The script accepts files with multiple sequences separated by an ID header starting with the symbol “>” -
--offtarget : Off-target sequences
A Fasta (.fasta) containing the off-target sequences.
The script accepts files with multiple sequences separated by an ID header starting with the symbol “>” -
--output : Output
Output file where the detected target sites are printed to be processed in the next module (Target Evaluation).
Text file format (.txt) is preferred for low memory storage. -
--gff : Gene annotation file
Optional: The General Feature Format (.gff) contains the annotation of the target sequences including the start and end location of the transcriptomes. A compressed version (.gff.tz) -
--gene : Target gene
Optional: The ID of the target gene region as named in the GFF file -
--chrom : Chromosome
Optional: The ID of the target chromosome in a genome. -
--fm : Path to FuzzyMatching
Path to where the FuzzyMatching package has been compiled in the computer
NOTE: FuzzyMatching is a Linux package exclusive to CSIRO. Only authorised people can get access to this package.
In this first example given below, two target genomes are provided in the form of two variants of the SARS-COV-2 virus with file names “SARSCOV2a.fasta” and “SARSCOV2b.fasta.” The PAM consists of the nucleotide sequence TTTV (V being either a A, G, or C) located on the 5’ end of the target sequence. The length of the targets for guide-RNA binding site must be 20 bp long.
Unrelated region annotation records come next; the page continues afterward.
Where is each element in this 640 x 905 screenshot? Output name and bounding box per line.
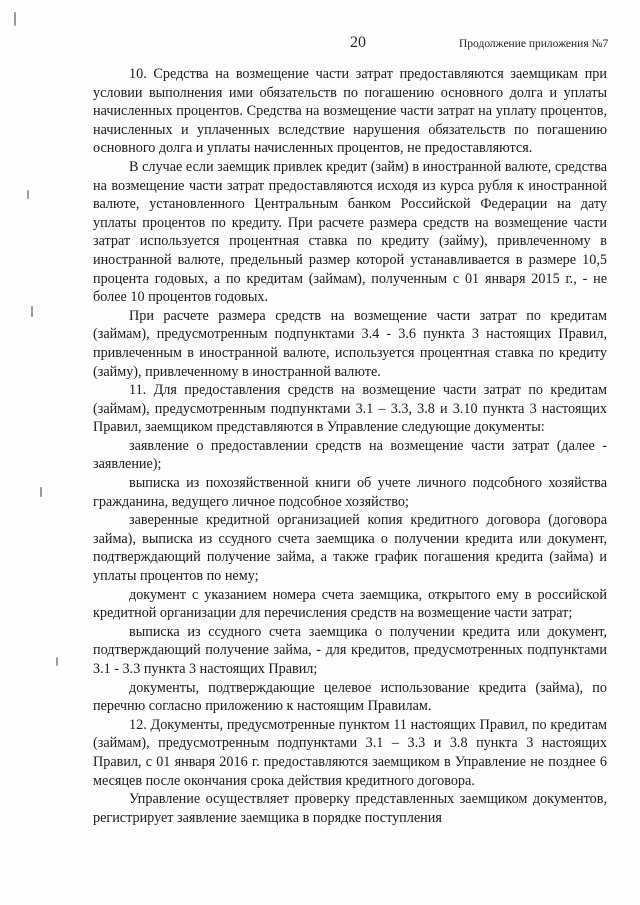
paragraph-foreign-currency-loan: В случае если заемщик привлек кредит (займ) в иностранной валюте, средства на возмещение части затрат предоставляются исходя из курса рубля к иностранной валюте, установленного Центральным банком Российской Федерации на дату уплаты процентов по кредиту. При расчете размера средств на возмещение части затрат используется процентная ставка по кредиту (займу), привлеченному в иностранной валюте, предельный размер которой устанавливается в размере 10,5 процента годовых, а по кредитам (займам), полученным с 01 января 2015 г., - не более 10 процентов годовых. <box>93 158 607 306</box>
scan-mark <box>27 190 29 199</box>
paragraph-12-submission-deadline: 12. Документы, предусмотренные пунктом 11 настоящих Правил, по кредитам (займам), предусмотренным подпунктами 3.1 – 3.3 и 3.8 пункта 3 настоящих Правил, с 01 января 2016 г. предоставляются заемщиком в Управление не позднее 6 месяцев после окончания срока действия кредитного договора. <box>93 716 607 789</box>
paragraph-foreign-currency-rate: При расчете размера средств на возмещение части затрат по кредитам (займам), предусмотренным подпунктами 3.4 - 3.6 пункта 3 настоящих Правил, привлеченным в иностранной валюте, используется процентная ставка по кредиту (займу), привлеченному в иностранной валюте. <box>93 307 607 380</box>
page-number: 20 <box>350 34 366 51</box>
paragraph-11-required-documents: 11. Для предоставления средств на возмещение части затрат по кредитам (займам), предусмотренным подпунктами 3.1 – 3.3, 3.8 и 3.10 пункта 3 настоящих Правил, заемщиком представляются в Управление следующие документы: <box>93 382 607 436</box>
paragraph-verification: Управление осуществляет проверку представленных заемщиком документов, регистрирует заявление заемщика в порядке поступления <box>93 791 607 826</box>
list-item-household-book-extract: выписка из похозяйственной книги об учете личного подсобного хозяйства гражданина, ведущего личное подсобное хозяйство; <box>93 475 607 510</box>
scan-mark <box>31 306 33 317</box>
list-item-target-use-documents: документы, подтверждающие целевое использование кредита (займа), по перечню согласно приложению к настоящим Правилам. <box>93 679 607 715</box>
paragraph-10-funds-conditions: 10. Средства на возмещение части затрат предоставляются заемщикам при условии выполнения ими обязательств по погашению основного долга и уплаты начисленных процентов. Средства на возмещение части затрат на уплату процентов, начисленных и уплаченных вследствие нарушения обязательств по погашению основного долга и уплаты начисленных процентов, не предоставляются. <box>93 66 607 157</box>
list-item-loan-account-extract: выписка из ссудного счета заемщика о получении кредита или документ, подтверждающий получение займа, - для кредитов, предусмотренных подпунктами 3.1 - 3.3 пункта 3 настоящих Правил; <box>93 623 607 677</box>
list-item-application: заявление о предоставлении средств на возмещение части затрат (далее - заявление); <box>93 437 607 473</box>
appendix-continuation-note: Продолжение приложения №7 <box>459 38 609 50</box>
body-text <box>93 65 607 827</box>
scan-mark <box>14 12 16 26</box>
scan-mark <box>56 657 58 666</box>
list-item-account-number-document: документ с указанием номера счета заемщика, открытого ему в российской кредитной организации для перечисления средств на возмещение части затрат; <box>93 586 607 622</box>
list-item-loan-agreement-copy: заверенные кредитной организацией копия кредитного договора (договора займа), выписка из ссудного счета заемщика о получении кредита или документ, подтверждающий получение займа, а также график погашения кредита (займа) и уплаты процентов по нему; <box>93 512 607 585</box>
scan-mark <box>40 487 42 497</box>
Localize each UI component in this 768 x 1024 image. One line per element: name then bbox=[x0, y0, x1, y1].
The path to call the FuzzyMatching package is “/home/user1/offtargets” to initiate off-target sequence comparison.
python masterScript.py --input SARSCOV2a.fasta SARSCOV2b.fasta --motif TTTV --enzyme 12 --length 20 --orientation 5 --output common_strands.txt --offtarget Influenza.fasta --fm /home/user1/offtargets
To target transcriptome sequences i.e., coding regions of a genome, optional input arguments may be provided. The user has to pass the filename of the gene annotation file (.gff) which contains information on location numbers of the transcriptome regions in the target genomes. To target a specific gene, the gene ID from the .gff file also has to be passed as an argument. Below is an example usage for using these optional arguments, where the gene annotation file is named “GCF_009858895.2_ASM985889v3_genomic.gff.gz” and the gene target is specified as “gene-GU280_gp08.”
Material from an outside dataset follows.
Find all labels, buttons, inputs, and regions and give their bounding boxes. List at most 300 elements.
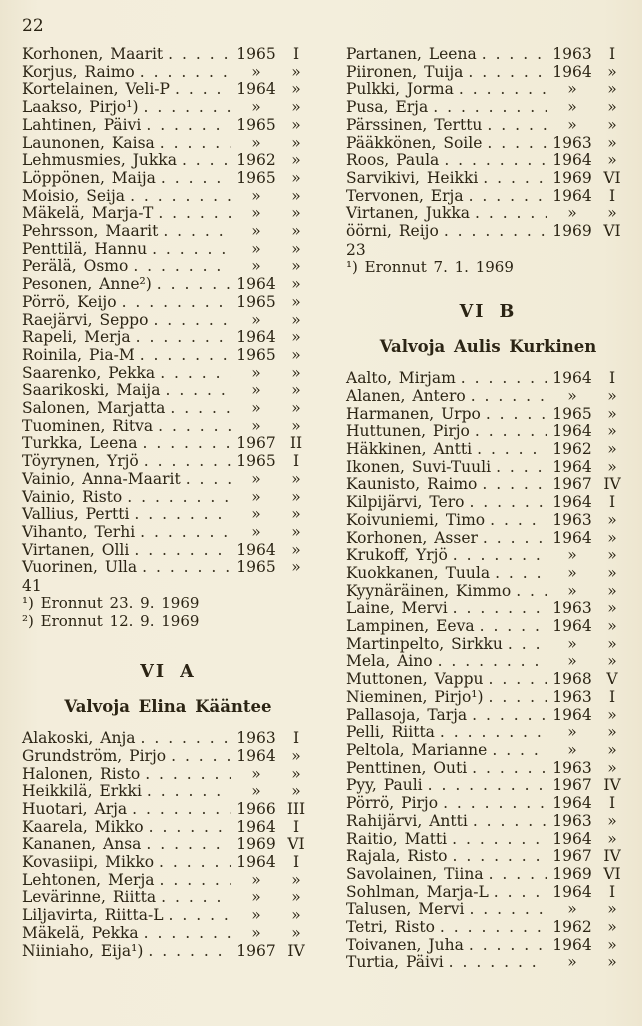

python masterScript.py --input SARSCOV2a.fasta SARSCOV2b.fasta --motif TTTV --enzyme 12 --length 20 --orientation 5 --output common_strands.txt --gff GCF_009858895.2_ASM985889v3_genomic.gff.gz --gene gene-GU280_gp08 --fm /home/user1/offtargets
An argument for targeting a specific chromosome of a genome was also created (--chromosome). This is useful for detecting multi-chromosomal bacteria in the case of diagnosing infectious diseases caused by bacterial organisms. The input file is expected to be a Fasta file containing the sequences of a target specie including the core chromosome/s and other extrachromosomal genomes i.e., plasmids, that may exist in a bacterium.